Monday Mulligan No. 10
I don’t reiterate history on this site, so you will never find extensive shot-by-shot reporting here. My focus on this site is about the Big Show, the preposterous and lovable entertainment menagerie of people, places, and things known as PGA Tour televised golf.
2013 professional golf is half game, half show. Most sports on TV are exactly the same, yet golf is so pedestrian that the showmanship screams in contrast to the demeanor of the game itself. And out of the lush abundance of verdant greenery and majestic trees strolls a wealthy, long-haired young man dressed entirely in orange.
I jump on trends, too. One trend these days is in the announcers’ booth. No matter who is there, or on the course, they wield words of so-called wit like swords of dragonbone steel. There’s a real competition out there to get the best one-liner or obvious observation on-air before your colleague.
Gone are the soft-talking, reverent commentators. Now it’s a free-for-all of forced and repeated observations about the ocean, the grass, the gallery, an idiosyncrasy, or themselves, even while the golfer on the screen is swinging. They talk over each other and don’t make the call on the screen. It’s about them, not the golf. Anyone else notice this? Thank you, I’m glad you agree.
What has gotten much better, are the on-course interviews. The players seem more prepared and hip than they used to be. They give the interviewer a wry smile if they are now asked stupid questions, which has forced interviewers to raise their game.

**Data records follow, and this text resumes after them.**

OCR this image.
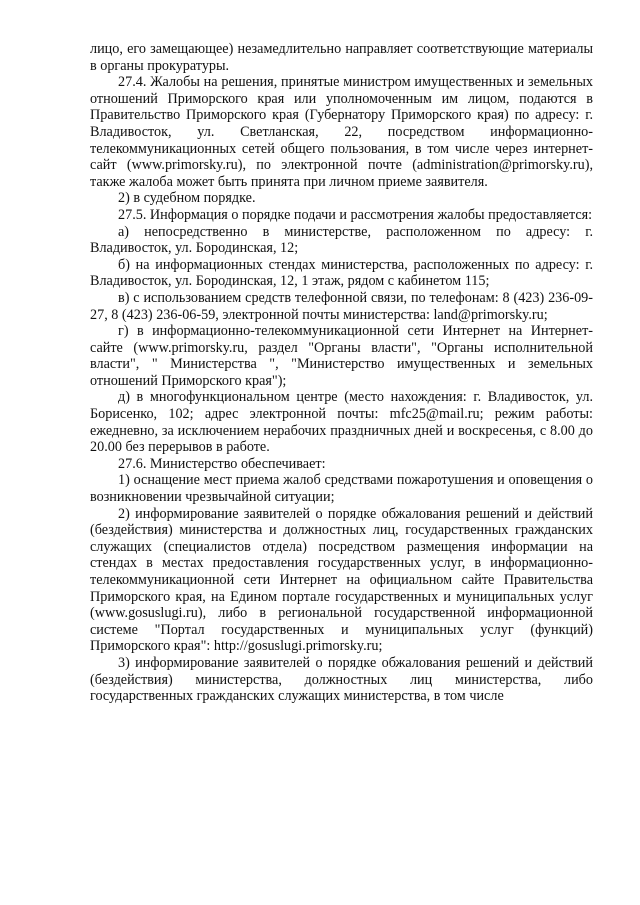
лицо, его замещающее) незамедлительно направляет соответствующие материалы в органы прокуратуры.

27.4. Жалобы на решения, принятые министром имущественных и земельных отношений Приморского края или уполномоченным им лицом, подаются в Правительство Приморского края (Губернатору Приморского края) по адресу: г. Владивосток, ул. Светланская, 22, посредством информационно-телекоммуникационных сетей общего пользования, в том числе через интернет-сайт (www.primorsky.ru), по электронной почте (administration@primorsky.ru), также жалоба может быть принята при личном приеме заявителя.

2) в судебном порядке.

27.5. Информация о порядке подачи и рассмотрения жалобы предоставляется:

а) непосредственно в министерстве, расположенном по адресу: г. Владивосток, ул. Бородинская, 12;

б) на информационных стендах министерства, расположенных по адресу: г. Владивосток, ул. Бородинская, 12, 1 этаж, рядом с кабинетом 115;

в) с использованием средств телефонной связи, по телефонам: 8 (423) 236-09-27, 8 (423) 236-06-59, электронной почты министерства: land@primorsky.ru;

г) в информационно-телекоммуникационной сети Интернет на Интернет-сайте (www.primorsky.ru, раздел "Органы власти", "Органы исполнительной власти", " Министерства ", "Министерство имущественных и земельных отношений Приморского края");

д) в многофункциональном центре (место нахождения: г. Владивосток, ул. Борисенко, 102; адрес электронной почты: mfc25@mail.ru; режим работы: ежедневно, за исключением нерабочих праздничных дней и воскресенья, с 8.00 до 20.00 без перерывов в работе.

27.6. Министерство обеспечивает:

1) оснащение мест приема жалоб средствами пожаротушения и оповещения о возникновении чрезвычайной ситуации;

2) информирование заявителей о порядке обжалования решений и действий (бездействия) министерства и должностных лиц, государственных гражданских служащих (специалистов отдела) посредством размещения информации на стендах в местах предоставления государственных услуг, в информационно-телекоммуникационной сети Интернет на официальном сайте Правительства Приморского края, на Едином портале государственных и муниципальных услуг (www.gosuslugi.ru), либо в региональной государственной информационной системе "Портал государственных и муниципальных услуг (функций) Приморского края": http://gosuslugi.primorsky.ru;

3) информирование заявителей о порядке обжалования решений и действий (бездействия) министерства, должностных лиц министерства, либо государственных гражданских служащих министерства, в том числе
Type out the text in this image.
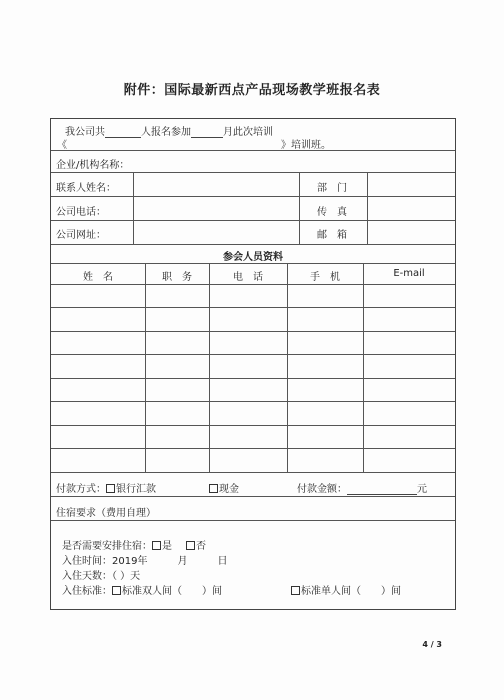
附件：国际最新西点产品现场教学班报名表
我公司共	人报名参加	月此次培训
《	》培训班。
企业/机构名称：
联系人姓名：	部　门
公司电话：	传　真
公司网址：	邮　箱
参会人员资料
姓　名	职　务	电　话	手　机	E-mail
付款方式： 银行汇款	现金	付款金额：	元
住宿要求（费用自理）
是否需要安排住宿： 是 否
入住时间：2019年	月	日
入住天数：（ ）天
入住标准： 标准双人间（　　）间	标准单人间（　　）间
4 / 3
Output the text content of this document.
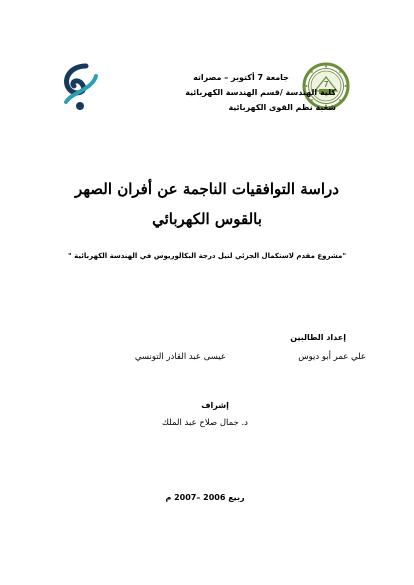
7
جامعة 7 أكتوبر – مصراته
كلية الهندسة /قسم الهندسة الكهربائية
شعبة نظم القوى الكهربائية
دراسة التوافقيات الناجمة عن أفران الصهر
بالقوس الكهربائي
"مشروع مقدم لاستكمال الجزئي لنيل درجة البكالوريوس في الهندسة الكهربائية "
إعداد الطالبين
علي عمر أبو ديوس
عيسى عبد القادر التونسي
إشراف
د. جمال صلاح عبد الملك
ربيع 2006 –2007 م
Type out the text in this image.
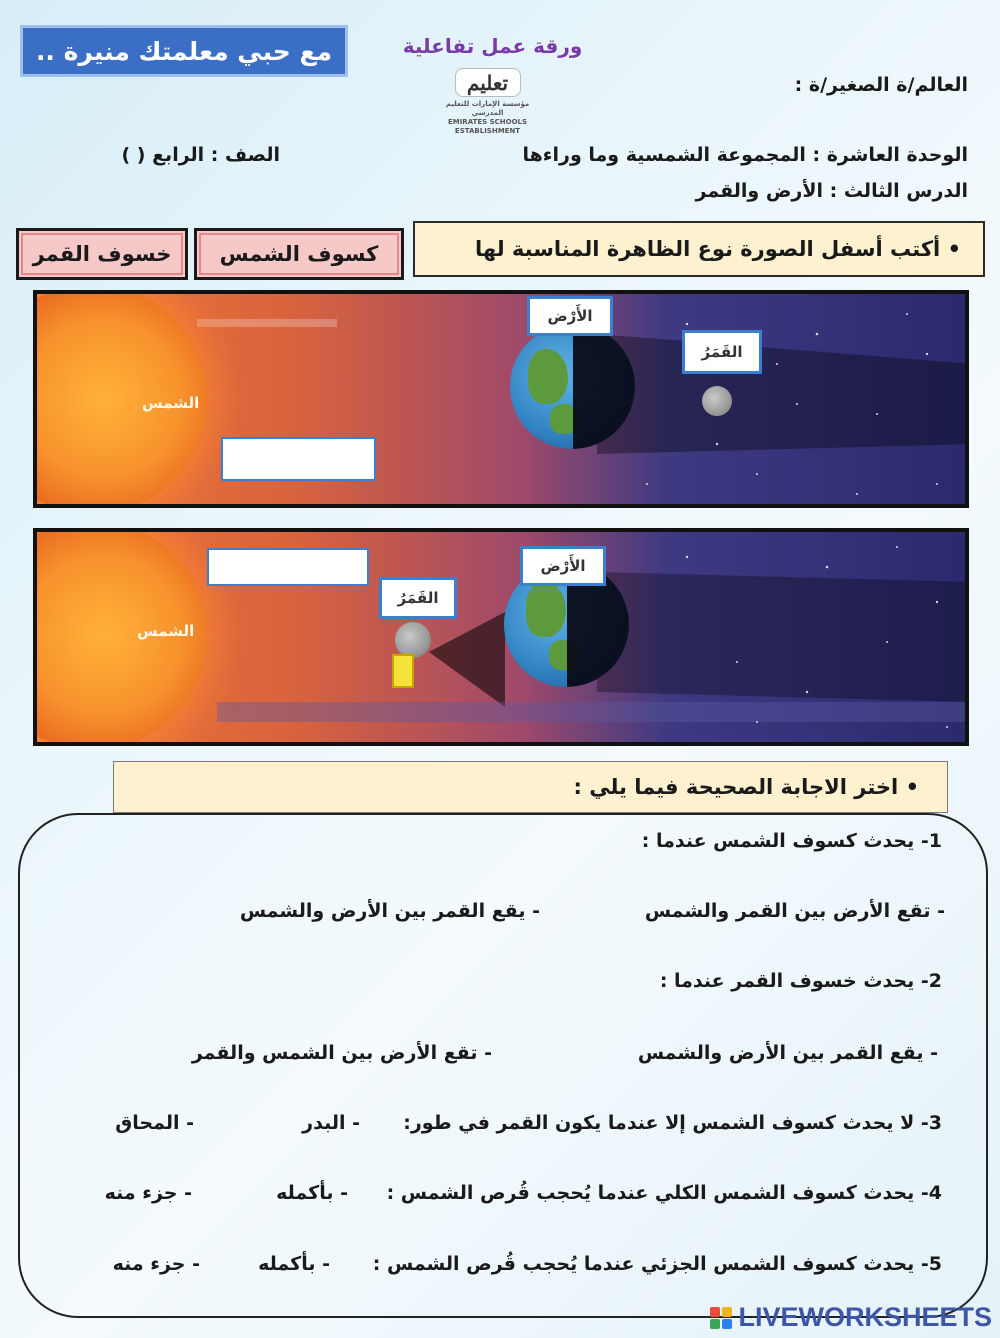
مع حبي معلمتك منيرة ..	ورقة عمل تفاعلية
تعليم
مؤسسة الإمارات للتعليم المدرسي
EMIRATES SCHOOLS ESTABLISHMENT
العالم/ة الصغير/ة :
الوحدة العاشرة : المجموعة الشمسية وما وراءها
الدرس الثالث : الأرض والقمر
الصف : الرابع ( )
خسوف القمر	كسوف الشمس	• أكتب أسفل الصورة نوع الظاهرة المناسبة لها
الشمس
الأَرْض
القَمَرُ
الشمس
الأَرْض
القَمَرُ
• اختر الاجابة الصحيحة فيما يلي :
1- يحدث كسوف الشمس عندما :
- تقع الأرض بين القمر والشمس
- يقع القمر بين الأرض والشمس
2- يحدث خسوف القمر عندما :
- يقع القمر بين الأرض والشمس
- تقع الأرض بين الشمس والقمر
3- لا يحدث كسوف الشمس إلا عندما يكون القمر في طور:
- البدر
- المحاق
4- يحدث كسوف الشمس الكلي عندما يُحجب قُرص الشمس :
- بأكمله
- جزء منه
5- يحدث كسوف الشمس الجزئي عندما يُحجب قُرص الشمس :
- بأكمله
- جزء منه
LIVEWORKSHEETS
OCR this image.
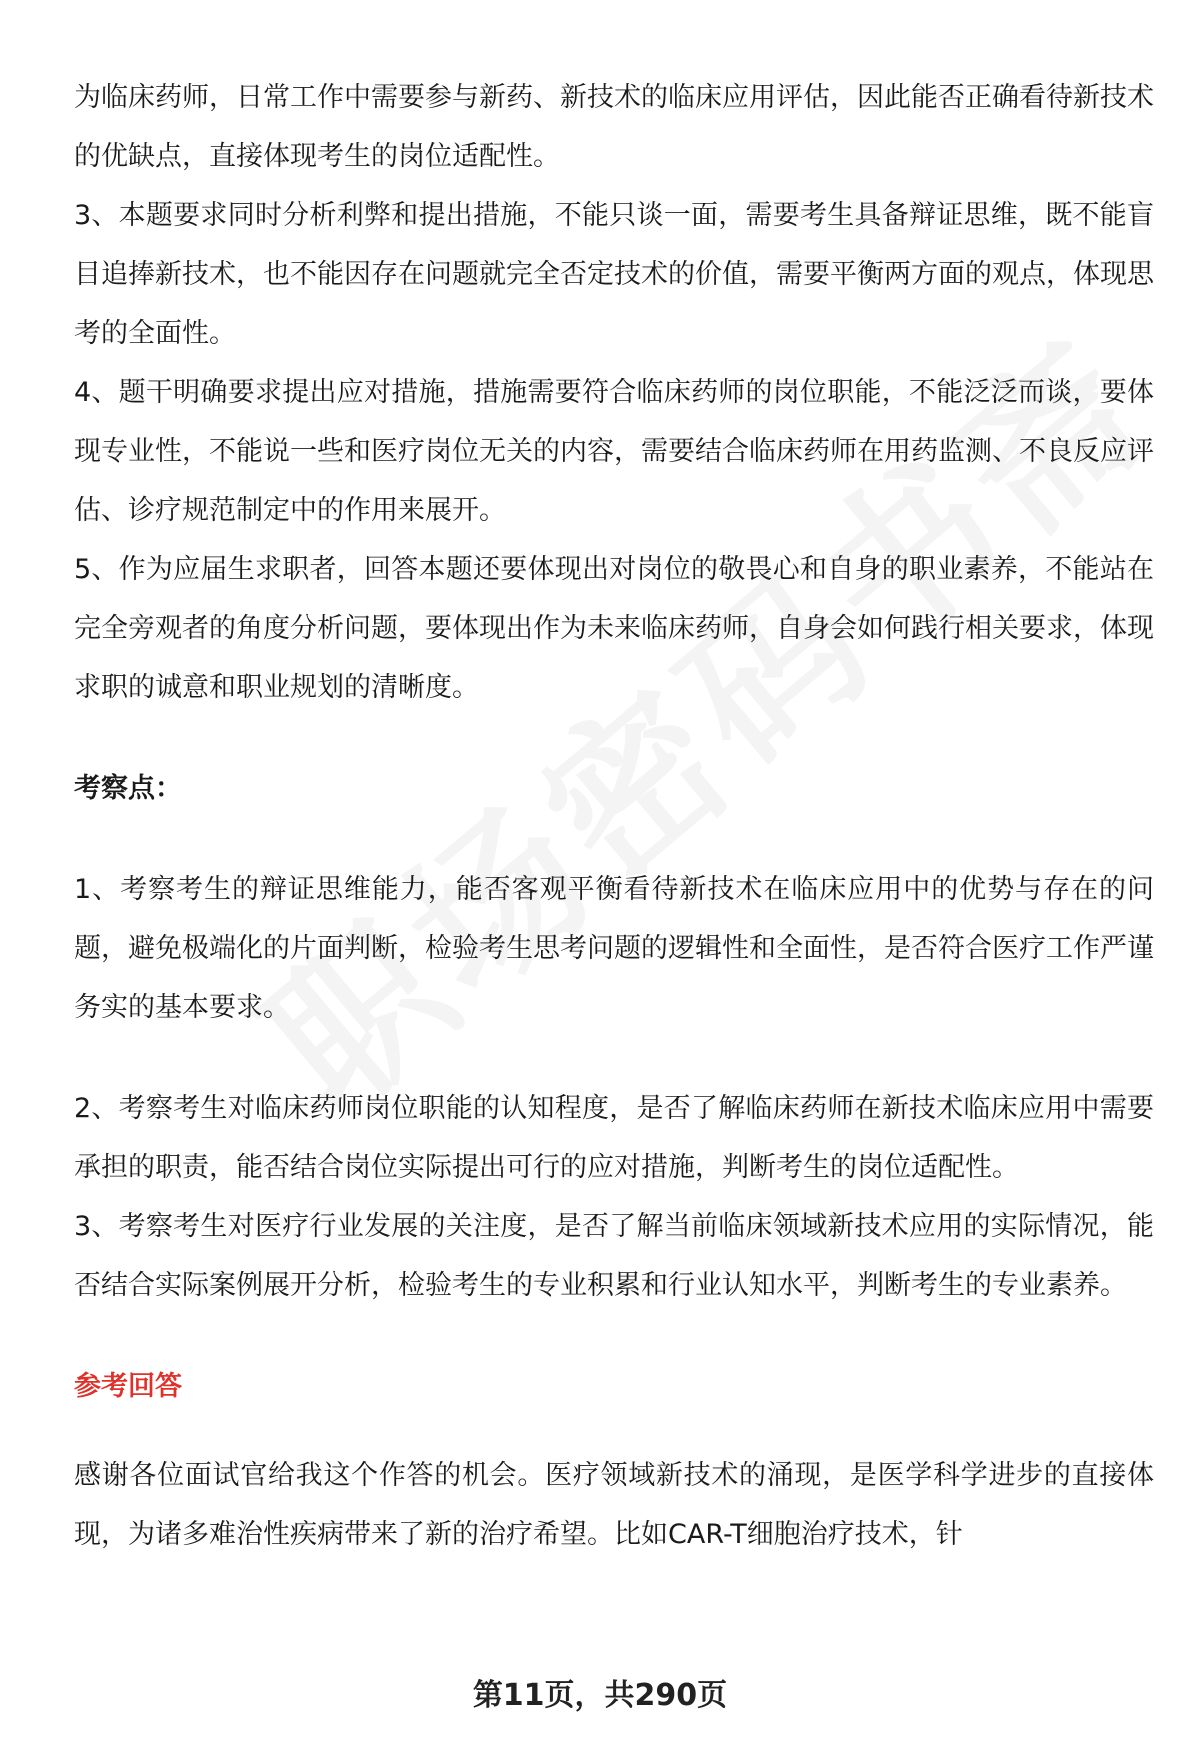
为临床药师，日常工作中需要参与新药、新技术的临床应用评估，因此能否正确看待新技术的优缺点，直接体现考生的岗位适配性。

3、本题要求同时分析利弊和提出措施，不能只谈一面，需要考生具备辩证思维，既不能盲目追捧新技术，也不能因存在问题就完全否定技术的价值，需要平衡两方面的观点，体现思考的全面性。

4、题干明确要求提出应对措施，措施需要符合临床药师的岗位职能，不能泛泛而谈，要体现专业性，不能说一些和医疗岗位无关的内容，需要结合临床药师在用药监测、不良反应评估、诊疗规范制定中的作用来展开。

5、作为应届生求职者，回答本题还要体现出对岗位的敬畏心和自身的职业素养，不能站在完全旁观者的角度分析问题，要体现出作为未来临床药师，自身会如何践行相关要求，体现求职的诚意和职业规划的清晰度。

考察点：

1、考察考生的辩证思维能力，能否客观平衡看待新技术在临床应用中的优势与存在的问题，避免极端化的片面判断，检验考生思考问题的逻辑性和全面性，是否符合医疗工作严谨务实的基本要求。

2、考察考生对临床药师岗位职能的认知程度，是否了解临床药师在新技术临床应用中需要承担的职责，能否结合岗位实际提出可行的应对措施，判断考生的岗位适配性。

3、考察考生对医疗行业发展的关注度，是否了解当前临床领域新技术应用的实际情况，能否结合实际案例展开分析，检验考生的专业积累和行业认知水平，判断考生的专业素养。

参考回答

感谢各位面试官给我这个作答的机会。医疗领域新技术的涌现，是医学科学进步的直接体现，为诸多难治性疾病带来了新的治疗希望。比如CAR-T细胞治疗技术，针

第11页，共290页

Here’s another trend: the LPGA has gotten better, sharper, friendlier, more informative, more personal. And the golf is spectacular to watch.
Tell me if I’m wrong: On the PGA Tour, when a pro hits a slightly offline shot or misses an improbable 30-foot putt, he curses and sulks and probably spits. When an LPGA player misses, she shakes her head…then smiles! Who is enjoying the game more?
Some culture shift has happened on the inside of the LPGA tour that I really like. And if you’ve read my previous series on the LPGA, you’ll know that this is a big shift from what I thought back then. They still have not addressed the stronger marketing issues I brought up, but they have nailed the rest.
So, congrats to Mr. Merrick, Ms Shin (and Ms. Ko!), not to mention the Man of Steel, Mr. Langer.
And good luck to Mr. Faldo, Mr. McCord, Mr. Feherty, and Mr. Nance in your arena-like battle of words, wit, and WTF.